Upgrade Considerations for Analytical Views

There are many improvements in the new release, and here are some upgrade/migration notes:

Refresh Analytical Views

You must refresh the following types of analytical views when migrating to ArcEngine 2.9:

  • Appx_Median

    The storage format for approx_median() function has changed. The old storage format is no longer compatible with the new ArcEngine.

  • Sampling functions

    The storage format for sampling functions has changed. The old format is no longer compatible with the new ArcEngine. This applies to stddev_samp, variance_samp, and var_samp.

  • Sum on Decimals

    Prior to Impala Release 2.9, the summing function on decimal data type had an error because it did not use sufficient precision during the calculation. Under certain conditions, it produced incorrect output. We corrected the error, and the summing function works correctly.

Issue the REFRESH ANALYTICAL VIEW command to force a comprehensive refresh of these analytical views.

Deprecation of Refresh Parallelism

This release deprecates the refresh parallelism feature, controlled by the query option ANALYTICAL_VIEW_MAX_REFRESH_THREADS. Our article on Incremental Refresh of Analytical Views discusses the new approach for tuning the performance of refresh operations on analytical views.

Migrating Analytical View Metadata

If this is your first installation of Arcadia Enterprise, these steps are not necessary.

Total time necessary to load all metadata depends on the number of databases, tables, and the number of files that constitute the tables in the system. For systems with a large number of tables and files, we have previously observed metadata load time as high as two hours. Arcadia Enterprise changed the startup process to significantly improve performance, where the metadata for the same tables loads in under 30 seconds.

To realize this improvement, you must migrate the existing analytical views after upgrading to the Arcadia Enterprise Release 4.1.1.0 or later.

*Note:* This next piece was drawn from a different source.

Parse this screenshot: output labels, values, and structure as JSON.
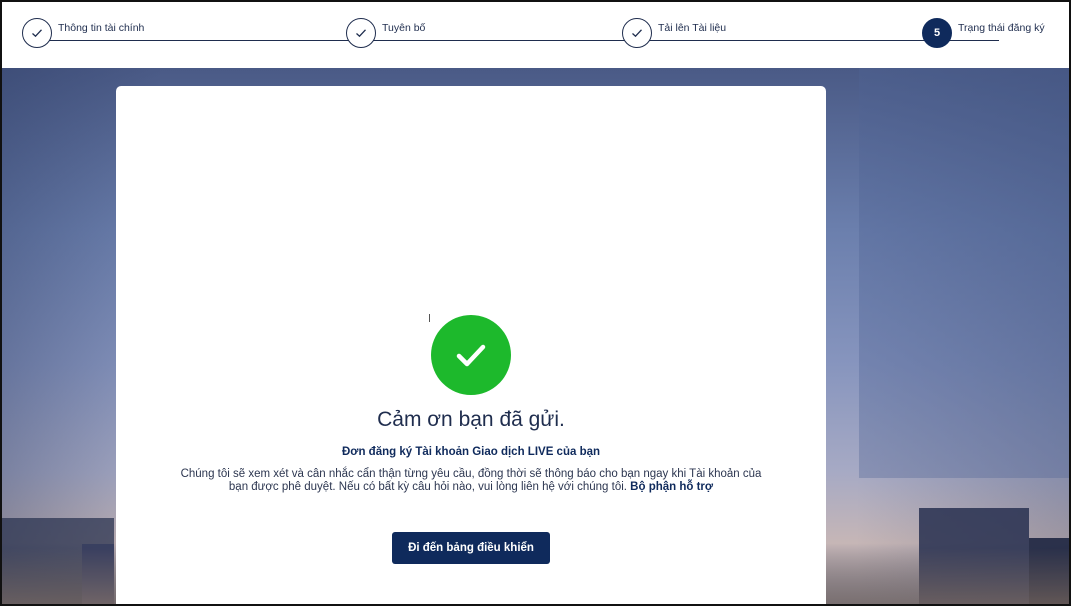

Follow these steps:

  1. During the initial start after update to the new release, start the catalogd process with the following command:

    --load_catalog_in_background=true

    This loads all the metadata for all the objects, and migrates it into the new metadata representation.

    Notice that this migration operation takes a long time to run, and results in a slow start.

  2. To ensure that all the metadata loads before issuing the next statement, monitor the logging to catalogd.INFO. When catalogd initially starts, it logs messages to this file. When the metadata loading completes, it does not write to catalogd.INFO until the system receives a ddl statement.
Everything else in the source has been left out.